The Sea Can Wash Away All Evils

The Sea Can Wash Away All Evils
Author: Kimberley Christine Patton
Publisher: Columbia University Press
Total Pages: 220
Release: 2007
Genre: Religion
ISBN: 9780231138062

Kimberley Patton examines the environmental crises facing the world's oceans from the perspective of religious history. Much as the ancient Greeks believed, and Euripides wrote, that "the sea can wash away all evils," a wide range of cultures have sacralized the sea, trusting in its power to wash away what is dangerous, dirty, and morally contaminating. The sea makes life on land possible by keeping it "pure." Patton sets out to learn whether the treatment of the world's oceans by industrialized nations arises from the same faith in their infinite and regenerative qualities.
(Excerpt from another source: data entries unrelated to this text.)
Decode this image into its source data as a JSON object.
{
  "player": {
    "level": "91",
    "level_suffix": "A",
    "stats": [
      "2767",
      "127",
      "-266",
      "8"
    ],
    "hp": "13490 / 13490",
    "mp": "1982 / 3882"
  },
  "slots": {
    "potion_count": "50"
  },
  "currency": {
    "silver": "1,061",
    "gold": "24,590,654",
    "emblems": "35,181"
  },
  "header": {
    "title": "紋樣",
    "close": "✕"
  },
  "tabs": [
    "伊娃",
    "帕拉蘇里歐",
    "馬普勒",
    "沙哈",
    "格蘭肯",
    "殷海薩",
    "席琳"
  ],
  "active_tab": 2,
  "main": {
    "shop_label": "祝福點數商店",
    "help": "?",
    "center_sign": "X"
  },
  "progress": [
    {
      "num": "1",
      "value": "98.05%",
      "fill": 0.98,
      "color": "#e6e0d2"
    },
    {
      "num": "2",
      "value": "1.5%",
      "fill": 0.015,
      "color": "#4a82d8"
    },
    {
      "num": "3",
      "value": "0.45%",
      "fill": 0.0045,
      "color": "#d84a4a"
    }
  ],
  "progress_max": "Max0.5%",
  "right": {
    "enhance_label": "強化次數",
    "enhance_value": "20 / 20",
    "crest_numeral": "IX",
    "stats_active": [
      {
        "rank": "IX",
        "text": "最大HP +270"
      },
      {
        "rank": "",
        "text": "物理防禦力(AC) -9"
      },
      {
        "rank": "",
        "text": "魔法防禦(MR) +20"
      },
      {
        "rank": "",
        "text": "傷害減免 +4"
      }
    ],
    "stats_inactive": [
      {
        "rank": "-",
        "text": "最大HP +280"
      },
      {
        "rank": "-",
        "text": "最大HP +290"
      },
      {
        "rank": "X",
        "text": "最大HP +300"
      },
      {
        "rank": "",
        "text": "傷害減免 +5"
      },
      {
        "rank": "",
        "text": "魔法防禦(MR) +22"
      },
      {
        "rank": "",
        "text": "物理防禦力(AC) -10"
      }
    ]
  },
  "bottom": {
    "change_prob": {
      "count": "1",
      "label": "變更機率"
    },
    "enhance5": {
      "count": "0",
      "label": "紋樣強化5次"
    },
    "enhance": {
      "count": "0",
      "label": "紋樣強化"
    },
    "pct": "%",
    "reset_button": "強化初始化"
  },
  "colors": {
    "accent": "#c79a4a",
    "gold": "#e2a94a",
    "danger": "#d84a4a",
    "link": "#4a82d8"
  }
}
Indeed, the sea's natural characteristics, such as its vast size and depth, chronic motion and chaos, seeming biotic inexhaustibility, and unique composition of powerful purifiers-salt and water-support a view of the sea as a "no place" capable of swallowing limitless amounts of waste. And despite evidence to the contrary, the idea that the oceans could be harmed by wasteful and reckless practices has been slow to take hold. Patton believes that environmental scientists and ecological advocates ignore this relationship at great cost. She bases her argument on three influential stories: Euripides' tragedy Iphigenia in Tauris; an Inuit myth about the wild and angry sea spirit Sedna who lives on the ocean floor with hair dirtied by human transgression; and a disturbing medieval Hindu tale of a lethal underwater mare. She also studies narratives in which the sea spits back its contents-sins, corpses, evidence of guilt long sequestered-suggesting that there are limits to the ocean's vast, salty heart. In these stories, the sea is either an agent of destruction or a giver of life, yet it is also treated as a passive receptacle. Combining a history of this ambivalence toward the world's oceans with a serious scientific analysis of modern marine pollution, Patton writes a compelling, cross-disciplinary study that couldn't be more urgent or timely.